Título: Para aliados, fracasso da MP é maior derrota de Lula
Autor: João Domingos
Fonte: O Estado de São Paulo, 01/04/2005, Nacional, p. A6

O fracasso da Medida Provisória 232, que corrigiu a tabela do Imposto de Renda da Pessoa Física (IRPF) em 10% mas aumentou demais o imposto dos prestadores de serviço, já é contada como a maior derrota do governo de Luiz Inácio Lula da Silva no Congresso nestes dois anos e três de administração petista. No Palácio do Planalto, entre ministros e líderes aliados, a encrenca toda é tida como conseqüência de uma grande fratura que existe hoje dentro do governo. Isso acabou por contaminar a base aliada. Dentro do governo, o ministro José Dirceu se sente enfraquecido e desprestigiado por não ter emplacado as mudanças que pretendia na reforma ministerial. Dentro do Partido dos Trabalhadores, há insatisfação de nomes importantes, como o ex-presidente da Câmara João Paulo Cunha (SP), que se sente humilhado por Lula, que não o escolheu para nada. É hoje apenas o ex-presidente da Câmara. Para piorar a situação, há uma luta aberta pela sucessão paulista, envolvendo três nomes de peso do PT: João Paulo, a ex-prefeita Marta Suplicy e Aloizio Mercadante. Eles se sabotam o mais que podem. Abertamente.

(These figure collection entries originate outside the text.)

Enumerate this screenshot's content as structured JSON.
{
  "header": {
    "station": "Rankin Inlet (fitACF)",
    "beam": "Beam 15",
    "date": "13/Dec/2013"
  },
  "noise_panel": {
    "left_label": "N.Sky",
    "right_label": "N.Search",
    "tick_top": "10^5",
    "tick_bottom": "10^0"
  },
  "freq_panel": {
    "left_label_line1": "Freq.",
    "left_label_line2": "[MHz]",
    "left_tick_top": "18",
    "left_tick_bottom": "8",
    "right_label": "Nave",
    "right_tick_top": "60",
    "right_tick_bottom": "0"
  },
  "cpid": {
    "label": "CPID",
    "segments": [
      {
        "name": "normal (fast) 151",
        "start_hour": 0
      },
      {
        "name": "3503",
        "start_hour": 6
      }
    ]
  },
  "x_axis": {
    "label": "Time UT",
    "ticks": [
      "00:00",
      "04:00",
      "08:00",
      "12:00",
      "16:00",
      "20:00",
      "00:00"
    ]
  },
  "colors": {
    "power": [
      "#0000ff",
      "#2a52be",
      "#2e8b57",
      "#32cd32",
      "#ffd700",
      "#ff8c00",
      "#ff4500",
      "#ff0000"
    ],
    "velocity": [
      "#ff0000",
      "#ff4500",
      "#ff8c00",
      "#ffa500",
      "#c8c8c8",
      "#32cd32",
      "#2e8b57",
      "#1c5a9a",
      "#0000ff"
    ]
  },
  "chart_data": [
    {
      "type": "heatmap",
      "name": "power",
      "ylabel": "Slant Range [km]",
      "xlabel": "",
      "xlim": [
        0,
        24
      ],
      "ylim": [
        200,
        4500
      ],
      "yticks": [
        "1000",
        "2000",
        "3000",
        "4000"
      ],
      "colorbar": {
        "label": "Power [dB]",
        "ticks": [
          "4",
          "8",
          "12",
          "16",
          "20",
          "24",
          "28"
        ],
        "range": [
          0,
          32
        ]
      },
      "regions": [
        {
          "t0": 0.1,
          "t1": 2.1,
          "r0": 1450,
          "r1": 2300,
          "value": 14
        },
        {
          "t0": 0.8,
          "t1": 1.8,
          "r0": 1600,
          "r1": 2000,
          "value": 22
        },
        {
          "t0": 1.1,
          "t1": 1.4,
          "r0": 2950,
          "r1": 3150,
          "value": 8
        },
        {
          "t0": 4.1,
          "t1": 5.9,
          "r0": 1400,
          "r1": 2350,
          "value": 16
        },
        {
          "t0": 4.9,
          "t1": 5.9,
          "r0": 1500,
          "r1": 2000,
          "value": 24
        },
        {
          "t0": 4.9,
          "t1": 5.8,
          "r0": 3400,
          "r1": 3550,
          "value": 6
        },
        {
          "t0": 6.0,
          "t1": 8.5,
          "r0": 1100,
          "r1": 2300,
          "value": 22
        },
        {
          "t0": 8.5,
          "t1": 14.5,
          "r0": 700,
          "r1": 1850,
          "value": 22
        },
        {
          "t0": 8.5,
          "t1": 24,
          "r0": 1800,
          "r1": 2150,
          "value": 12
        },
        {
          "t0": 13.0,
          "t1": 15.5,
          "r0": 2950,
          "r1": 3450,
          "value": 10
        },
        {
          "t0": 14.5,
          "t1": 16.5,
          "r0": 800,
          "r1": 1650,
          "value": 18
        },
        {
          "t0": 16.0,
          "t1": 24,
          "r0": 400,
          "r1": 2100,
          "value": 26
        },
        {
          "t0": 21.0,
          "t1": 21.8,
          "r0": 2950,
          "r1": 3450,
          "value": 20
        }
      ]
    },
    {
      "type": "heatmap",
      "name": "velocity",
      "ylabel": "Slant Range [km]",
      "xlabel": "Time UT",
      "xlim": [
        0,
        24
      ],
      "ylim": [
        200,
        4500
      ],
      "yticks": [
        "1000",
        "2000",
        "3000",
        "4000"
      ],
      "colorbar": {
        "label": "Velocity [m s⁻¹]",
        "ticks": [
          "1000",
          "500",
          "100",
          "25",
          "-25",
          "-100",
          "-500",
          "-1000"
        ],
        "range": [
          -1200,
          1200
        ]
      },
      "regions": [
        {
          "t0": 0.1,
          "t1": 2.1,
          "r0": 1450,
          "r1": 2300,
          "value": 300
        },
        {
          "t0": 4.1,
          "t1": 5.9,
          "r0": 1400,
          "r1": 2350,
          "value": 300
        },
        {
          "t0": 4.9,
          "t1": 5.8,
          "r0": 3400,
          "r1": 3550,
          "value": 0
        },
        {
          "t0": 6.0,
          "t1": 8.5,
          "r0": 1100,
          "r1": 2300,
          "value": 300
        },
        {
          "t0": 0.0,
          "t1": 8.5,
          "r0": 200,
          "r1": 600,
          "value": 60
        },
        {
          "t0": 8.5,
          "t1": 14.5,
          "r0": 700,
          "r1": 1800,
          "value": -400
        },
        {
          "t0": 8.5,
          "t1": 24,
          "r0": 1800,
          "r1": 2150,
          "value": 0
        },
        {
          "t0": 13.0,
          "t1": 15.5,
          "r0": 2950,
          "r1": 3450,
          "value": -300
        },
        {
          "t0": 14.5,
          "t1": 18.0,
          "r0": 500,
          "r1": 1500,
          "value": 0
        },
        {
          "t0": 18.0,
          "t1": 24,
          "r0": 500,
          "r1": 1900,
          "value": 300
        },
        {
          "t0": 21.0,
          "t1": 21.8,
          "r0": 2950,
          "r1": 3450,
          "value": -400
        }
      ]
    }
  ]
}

Ocorre ainda que a esquerda do PT está cada vez mais irritada com as posições políticas e econômicas assumidas pelo governo, porque as consideram conservadoras. "O anúncio do fim do acordo com o Fundo Monetário Internacional (FMI) é uma farsa, porque mantiveram toda a doutrina do acordo, como o superávit primário e o ajuste fiscal. E vão continuar a pagar a dívida", ataca o deputado Ivan Valente (PT-SP).

Para piorar tudo, houve a MP 232. De acordo com um dos principais assessores do presidente Lula, a idéia original era fazer uma medida provisória com a correção da tabela do IR, conforme negociado com as centrais sindicais em novembro. A divulgação do acordo com as centrais foi motivo de festa no Palácio do Planalto, a ponto de o protocolo ser quebrado e os presidentes da Central Única dos Trabalhadores (CUT), Luiz Marinho, e da Força Sindical, Paulo Pereira da Silva, terem subido ao gabinete do presidente da República de bermuda e não de terno e gravata, como ocorre normalmente.

Acontece, conta o assessor do presidente Lula, que a Receita Federal não aceitou apenas a orientação de fazer a correção na tabela do IR. Exigiu uma contrapartida. Mas o Ministério da Fazenda agiu na surdina.

Não comunicou a nenhum líder nem à Casa Civil que acrescentaria o aumento do imposto dos prestadores de serviço no texto. "São loucos. Vocês vão arrumar confusão. Isso não passa de jeito nenhum", disse o líder do governo no Senado, Aloizio Mercadante (PT-SP), ao ministro da Fazenda, Antonio Palocci, assim que soube do que ocorrera.

"Os prestadores de serviço são cerca de 200 mil. Não representam tanto para tanto desgaste. O problema é que esse pessoal da Receita só quer arrecadar. Foram brigar com os advogados, os médicos, os dentistas, os editores de jornais impressos e de televisão. Tinha que dar nisso", diz o deputado Ricardo Zarattini (PT-SP). "Foi o ato de maior desgaste para o governo Lula", acrescenta ele, um dos grandes amigos do ministro José Dirceu no Congresso.